Rudolf Hanisch war einst der oberste Beamte im Freistaat, er war ein Vertrauter von Franz Josef Strauß und Edmund Stoiber, und der Höhepunkt seiner Karriere ist noch gar nicht so lange her. Zur Feier seines 60. Geburtstages hatte sich Ende 2006 die Spitze des Freistaats in der Landesbank versammelt. Ministerpräsident Stoiber hielt eine humorvolle Lobrede, garniert mit Erinnerungen aus der Strauß-Ära. Strauß hatte sich einmal köstlich amüsiert über Hanischs Vorliebe für Süßes, als der gleich vier Nachtische am Stück verspeiste.

An Kummer bei der Aufarbeitung ist er gewöhnt: Rudolf Hanisch vor zwei Jahren im BayernLB-Untersuchungsausschuss des Landtags. (Foto: picture alliance / dpa)

Auch andere Festgäste erzählten Anekdoten über den Jubilar, der vom Kabinetts-Referenten bei Strauß zum Amtschef bei Stoiber und schließlich zum Vizechef der Landesbank aufgestiegen war. Und Sparkassenpräsident Siegfried Naser witzelte, Hanisch sei der einzige, mit dem er sich in der BayernLB auf Augenhöhe unterhalten könne. Die beiden sind von eher kleiner Statur.

Es war ein launiger Abend, aber heute wirkt das so, als sei das schon Jahrzehnte her. In diesem Kreise wird längst nicht mehr gefeiert. Hanisch und der gesamte damalige Vorstand der BayernLB sind angeklagt, weil sie, so der Vorwurf, beim Kauf der österreichischen Hypo Alpe Adria immense Risiken außer Acht gelassen und so enorme Verluste verursacht hätten. Die Landesbank verlangt vom alten Vorstand, vom früheren Finanzminister Kurt Faltlhauser und von Naser 200 Millionen Euro Schadenersatz. Faltlhauser und Naser waren Chefkontrolleure der BayernLB.

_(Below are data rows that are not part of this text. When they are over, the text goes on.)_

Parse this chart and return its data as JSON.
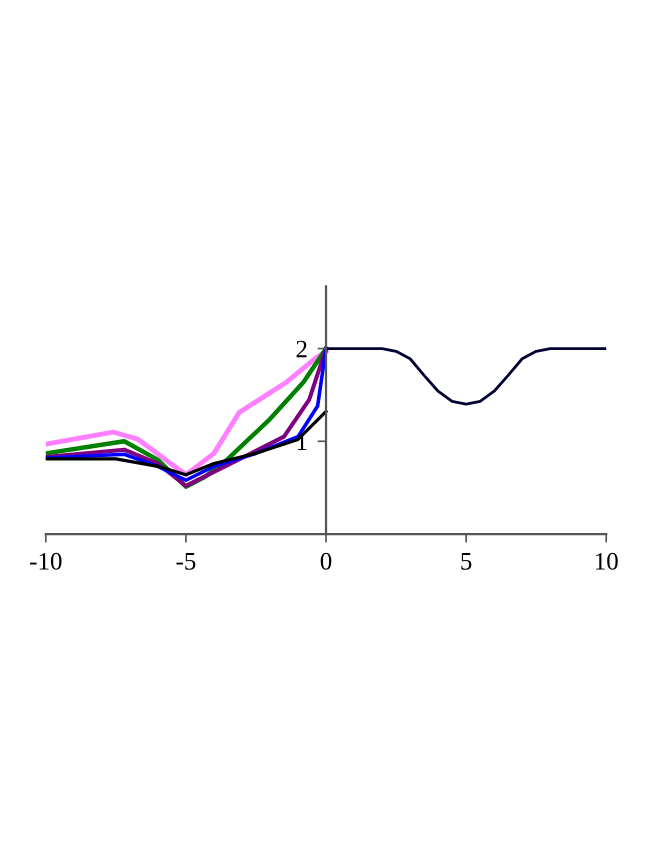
{
  "chart_data": {
    "type": "line",
    "xlim": [
      -10,
      10
    ],
    "ylim": [
      0,
      2.67
    ],
    "xticks": [
      -10,
      -5,
      0,
      5,
      10
    ],
    "yticks": [
      1,
      2
    ],
    "grid": false,
    "legend": false,
    "line_style": "solid",
    "marker": "none",
    "series": [
      {
        "color": "#ff80ff",
        "x": [
          -10,
          -7.6,
          -6.7,
          -5,
          -4,
          -3.1,
          -1.4,
          -0.36,
          0
        ],
        "values": [
          0.97,
          1.1,
          1.02,
          0.64,
          0.87,
          1.31,
          1.64,
          1.9,
          1.97
        ]
      },
      {
        "color": "#008000",
        "x": [
          -10,
          -7.2,
          -6,
          -5,
          -4.3,
          -3.5,
          -2,
          -0.8,
          0
        ],
        "values": [
          0.87,
          1.0,
          0.8,
          0.51,
          0.62,
          0.81,
          1.24,
          1.64,
          2
        ]
      },
      {
        "color": "#800080",
        "x": [
          -10,
          -7.2,
          -6,
          -5,
          -4,
          -3,
          -1.5,
          -0.6,
          0
        ],
        "values": [
          0.83,
          0.91,
          0.76,
          0.52,
          0.67,
          0.82,
          1.05,
          1.45,
          2
        ]
      },
      {
        "color": "#0000ff",
        "x": [
          -10,
          -7.2,
          -6,
          -5,
          -4,
          -2.5,
          -1,
          -0.3,
          0
        ],
        "values": [
          0.82,
          0.86,
          0.73,
          0.58,
          0.73,
          0.87,
          1.05,
          1.38,
          2
        ]
      },
      {
        "color": "#000000",
        "x": [
          -10,
          -7.5,
          -6,
          -5,
          -4,
          -2.5,
          -1,
          0
        ],
        "values": [
          0.81,
          0.81,
          0.73,
          0.64,
          0.76,
          0.87,
          1.02,
          1.32
        ]
      },
      {
        "color": "#000033",
        "x": [
          0,
          2,
          2.5,
          3,
          3.5,
          4,
          4.5,
          5,
          5.5,
          6,
          6.5,
          7,
          7.5,
          8,
          10
        ],
        "values": [
          2,
          2,
          1.97,
          1.89,
          1.71,
          1.54,
          1.43,
          1.4,
          1.43,
          1.54,
          1.71,
          1.89,
          1.97,
          2,
          2
        ]
      }
    ]
  }
}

Am 19. Juni verhandelt das Münchner Landgericht über die Schadenersatzklage gegen die acht ehemaligen Vorstandsmitglieder, die alle erscheinen müssen. Auch Hanisch, der als Muster-Beamter gegolten hatte. Der gebürtige Münchner war nach diversen Stationen in Franken - Abitur in Kulmbach, Jura-Studium in Würzburg, eine erste Stelle als Arbeitsrichter in Nürnberg - in seine Heimatstadt zurückgekehrt und hatte hier Karriere gemacht: Arbeits- und Sozialministerium, Staatskanzlei bei Strauß, Büroleiter von Innenminister Stoiber, dessen Amtschef in der Staatskanzlei, Landesbank.

Der im Hintergrund agierende Hanisch verstand sich stets als Diener des Staats, nicht einer Partei, weshalb er auch nie in die CSU eintrat. Stoiber beschrieb seinen Amtschef als gewissenhaft, effizient, leistungsbereit. Ein früherer Minister sagt, Hanisch habe seinen Beruf "nie nur als Job" verstanden, sondern als Berufung. Umso härter träfen ihn die schweren Vorwürfe. "Er leidet schwer darunter", sagt der Ex-Minister.

Aber Hanisch wehrt sich, und das bislang mit Erfolg. Ob die Anklage gegen ihn zur Verhandlung zugelassen wird, ist ungewiss. Der zuständige Richter hat Bedenken. Und gegen seinen alten Arbeitgeber, die Landesbank, hat der ehemalige Vizechef einen ersten Etappensieg errungen. Hanisch war im Frühjahr 2009 in den Ruhestand gegangen, im Herbst 2010 hatte die BayernLB sämtliche Pensionszahlungen, auch aus der Zeit als Staatsdiener bei Strauß und Stoiber, von einem Monat auf den anderen eingestellt.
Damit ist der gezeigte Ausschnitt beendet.